Er lag an einer Stelle, von welcher man, um Platz zum Lagern zu bekommen, die Bäume und das Gesträuch entfernt hatte; es gab da Raum für noch mehr Leute, als wir nun zusammen waren; auch Wasser war genug vorhanden.
Meine Asaker hatten sehr gute Beute gemacht und befanden sich infolgedessen in ausgezeichneter Stimmung. Es kamen auf einen jeden die Kamele, Waffen und sonstigen Habseligkeiten von wenigstens drei Gefangenen. Ich beanspruchte natürlich nichts, und Ben Nil folgte, obgleich er ein armer Teufel war, diesem Beispiele.

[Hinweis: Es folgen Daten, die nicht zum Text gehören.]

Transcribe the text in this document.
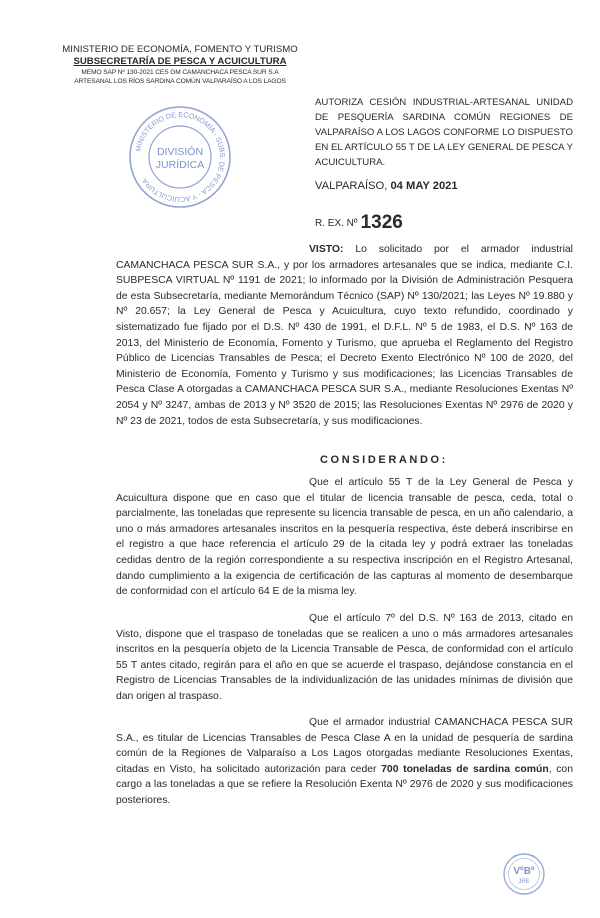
MINISTERIO DE ECONOMÍA, FOMENTO Y TURISMO
SUBSECRETARÍA DE PESCA Y ACUICULTURA
MEMO SAP Nº 130-2021 CES GM CAMANCHACA PESCA SUR S.A
ARTESANAL LOS RÍOS SARDINA COMÚN VALPARAÍSO A LOS LAGOS
MINISTERIO DE ECONOMÍA · SUBS. DE PESCA · Y ACUICULTURA
DIVISIÓN
JURÍDICA
AUTORIZA CESIÓN INDUSTRIAL-ARTESANAL UNIDAD DE PESQUERÍA SARDINA COMÚN REGIONES DE VALPARAÍSO A LOS LAGOS CONFORME LO DISPUESTO EN EL ARTÍCULO 55 T DE LA LEY GENERAL DE PESCA Y ACUICULTURA.
VALPARAÍSO, 04 MAY 2021
R. EX. Nº 1326
VISTO: Lo solicitado por el armador industrial CAMANCHACA PESCA SUR S.A., y por los armadores artesanales que se indica, mediante C.I. SUBPESCA VIRTUAL Nº 1191 de 2021; lo informado por la División de Administración Pesquera de esta Subsecretaría, mediante Memorándum Técnico (SAP) Nº 130/2021; las Leyes Nº 19.880 y Nº 20.657; la Ley General de Pesca y Acuicultura, cuyo texto refundido, coordinado y sistematizado fue fijado por el D.S. Nº 430 de 1991, el D.F.L. Nº 5 de 1983, el D.S. Nº 163 de 2013, del Ministerio de Economía, Fomento y Turismo, que aprueba el Reglamento del Registro Público de Licencias Transables de Pesca; el Decreto Exento Electrónico Nº 100 de 2020, del Ministerio de Economía, Fomento y Turismo y sus modificaciones; las Licencias Transables de Pesca Clase A otorgadas a CAMANCHACA PESCA SUR S.A., mediante Resoluciones Exentas Nº 2054 y Nº 3247, ambas de 2013 y Nº 3520 de 2015; las Resoluciones Exentas Nº 2976 de 2020 y Nº 23 de 2021, todos de esta Subsecretaría, y sus modificaciones.
CONSIDERANDO:
Que el artículo 55 T de la Ley General de Pesca y Acuicultura dispone que en caso que el titular de licencia transable de pesca, ceda, total o parcialmente, las toneladas que represente su licencia transable de pesca, en un año calendario, a uno o más armadores artesanales inscritos en la pesquería respectiva, éste deberá inscribirse en el registro a que hace referencia el artículo 29 de la citada ley y podrá extraer las toneladas cedidas dentro de la región correspondiente a su respectiva inscripción en el Registro Artesanal, dando cumplimiento a la exigencia de certificación de las capturas al momento de desembarque de conformidad con el artículo 64 E de la misma ley.
Que el artículo 7º del D.S. Nº 163 de 2013, citado en Visto, dispone que el traspaso de toneladas que se realicen a uno o más armadores artesanales inscritos en la pesquería objeto de la Licencia Transable de Pesca, de conformidad con el artículo 55 T antes citado, regirán para el año en que se acuerde el traspaso, dejándose constancia en el Registro de Licencias Transables de la individualización de las unidades mínimas de división que dan origen al traspaso.
Que el armador industrial CAMANCHACA PESCA SUR S.A., es titular de Licencias Transables de Pesca Clase A en la unidad de pesquería de sardina común de la Regiones de Valparaíso a Los Lagos otorgadas mediante Resoluciones Exentas, citadas en Visto, ha solicitado autorización para ceder 700 toneladas de sardina común, con cargo a las toneladas a que se refiere la Resolución Exenta Nº 2976 de 2020 y sus modificaciones posteriores.
VºBº
JRE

Als ich ihn nach der Ursache dieses Verzichtens fragte, antwortete er:
»Warum nimmst du selbst nichts, Effendi? Ist es nur aus Güte gegen die Asaker, damit diese deinen Anteil mit bekommen? Oder ist es Stolz? Ich weiß von dir, daß die Krieger des Abendlandes keine Beute machen. Auch ich verschmähe es, Gegenstände zu besitzen, welche sich in den schmutzigen Händen dieser Hundesöhne befunden haben.«
Das war eine sehr brave Gesinnung von ihm, und er verdiente es, daß ich seine mir erwiesene Anhänglichkeit durch ein beinahe freundschaftliches Verhalten erwiderte.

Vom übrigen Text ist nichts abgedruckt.